Hope deferred is different than delayed gratification. Waiting for hours to try a delicious new hot pot restaurant on a snowy day isn’t what we’re talking about here.

It’s more like a child waiting for a parent who never shows up or an adult hoping for a relationship that never exists, or a couple longing for children who are never conceived.

It’s the person unjustly imprisoned and kept from freedom by delay after delay. Or the entrepreneur who puts all they have in a venture that increasingly feels like a sunk cost. Or the missionary laboring for decades with very little to show for it.

This is the stuff groans are made of.

As the saying goes:

Hope deferred makes the heart sick, but a desire fulfilled is a tree of life.

Proverbs 13:12 ESV

For Christians in particular, this Proverb maybe hard to swallow because we believe in a God who could cure our heartsickness. But God withholds our desires so often it can leave us feeling alienated, disillusioned, and embittered.

Godliness doesn’t automatically produce the outcomes we want. In fact, the Bible’s “hall of faith” passage explicitly says:

These all died in faith, not having received the things promised, but having seen them and greeted them from afar, and having acknowledged that they were strangers and exiles on the earth.

Hebrews 11:13 ESV

Saints in the past got to say “hello” to God’s promises, but knew they weren’t going to get them in this life. So Christians not only have to live with hope deferred, they have to live with hope deferred indefinitely.

Coping with the heartsickness

Without a light at the end of the tunnel, it’s tempting to give up hope. Unfortunately this produces self-sabotaging behaviors (aka sins).

For example, the allure of pornography is strongest when you feel hopeless about ever getting to enjoy a secure and intimate relationship with another human being. And caving to that pressure hinders the very thing you hoped for.

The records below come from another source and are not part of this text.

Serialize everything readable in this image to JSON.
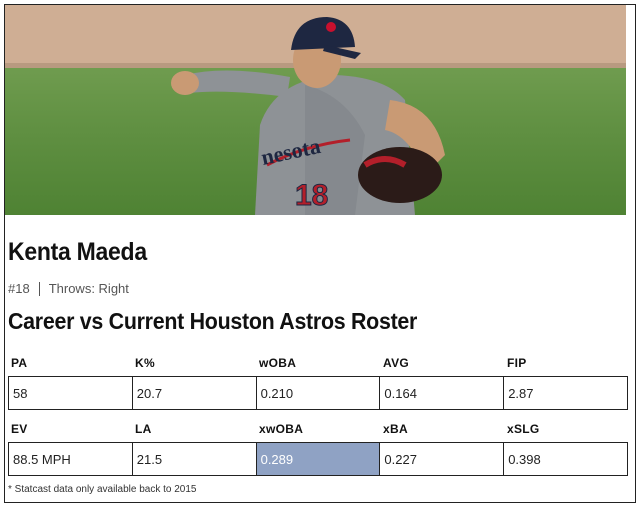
{
  "player": {
    "name": "Kenta Maeda",
    "number": "#18",
    "throws": "Throws: Right"
  },
  "section_title": "Career vs Current Houston Astros Roster",
  "photo": {
    "jersey_text": "nesota",
    "jersey_number": "18",
    "jersey_color": "#8e9296",
    "cap_color": "#1e2741",
    "grass_color": "#5e8f3c",
    "dirt_color": "#c9a98d"
  },
  "stats_row1": {
    "headers": [
      "PA",
      "K%",
      "wOBA",
      "AVG",
      "FIP"
    ],
    "values": [
      "58",
      "20.7",
      "0.210",
      "0.164",
      "2.87"
    ]
  },
  "stats_row2": {
    "headers": [
      "EV",
      "LA",
      "xwOBA",
      "xBA",
      "xSLG"
    ],
    "values": [
      "88.5 MPH",
      "21.5",
      "0.289",
      "0.227",
      "0.398"
    ]
  },
  "highlight_color": "#8fa2c4",
  "footnote": "* Statcast data only available back to 2015"
}
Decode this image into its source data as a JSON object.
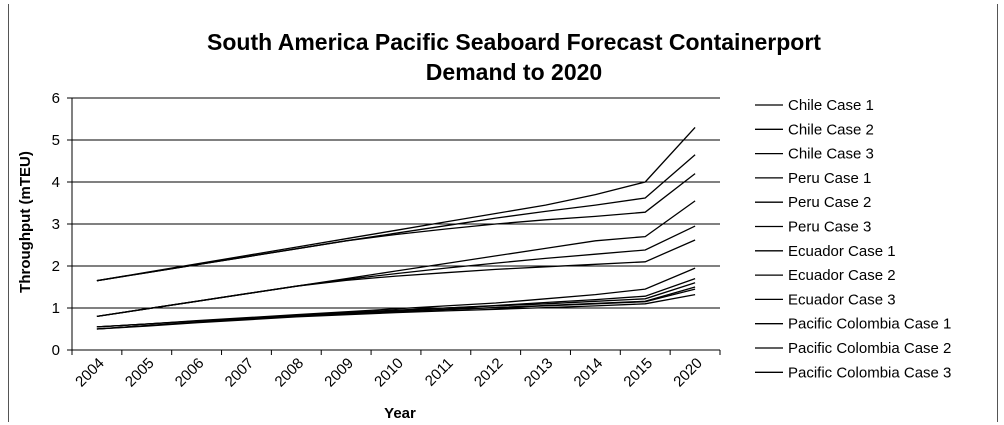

It’s also tempting to compromise and burn out trying to satisfy your desires (aka relying on the flesh).

So how do we cope with the heartsickness of indefinitely deferred hope? The Apostle Paul writes:

Not only that, but we rejoice in our sufferings, knowing that suffering produces endurance, and endurance produces character, and character produces hope, and hope does not put us to shame, because God’s love has been poured into our hearts through the Holy Spirit who has been given to us.

Romans 5:3-5 ESV

It’s not enough to remember God’s grace in the past or to be encouraged by a new creation future. We need something here and now when our unfulfilled desires are so painful we could burst.

And that is what the Holy Spirit provides: an ongoing outpouring of God’s love into our hearts.

It’s based on Christ’s death for us in the past and fulfilled in all the good God has promised in the future, but it’s something we experience in the present.

So we don’t misinterpret circumstances as a sign God doesn’t love us. We don’t drown in self-pity or the anxious fear of missing out. We don’t withdraw into resentful isolation or get consumed by angry outbursts.

God’s love is with us now.

Our heartsickness is relieved by an outpouring of love so thorough it washes out any doubts we had that everything is working together for our good.

It may feel like it’s always winter in Narnia and never Christmas, but they say Aslan is on the move. And that changes everything.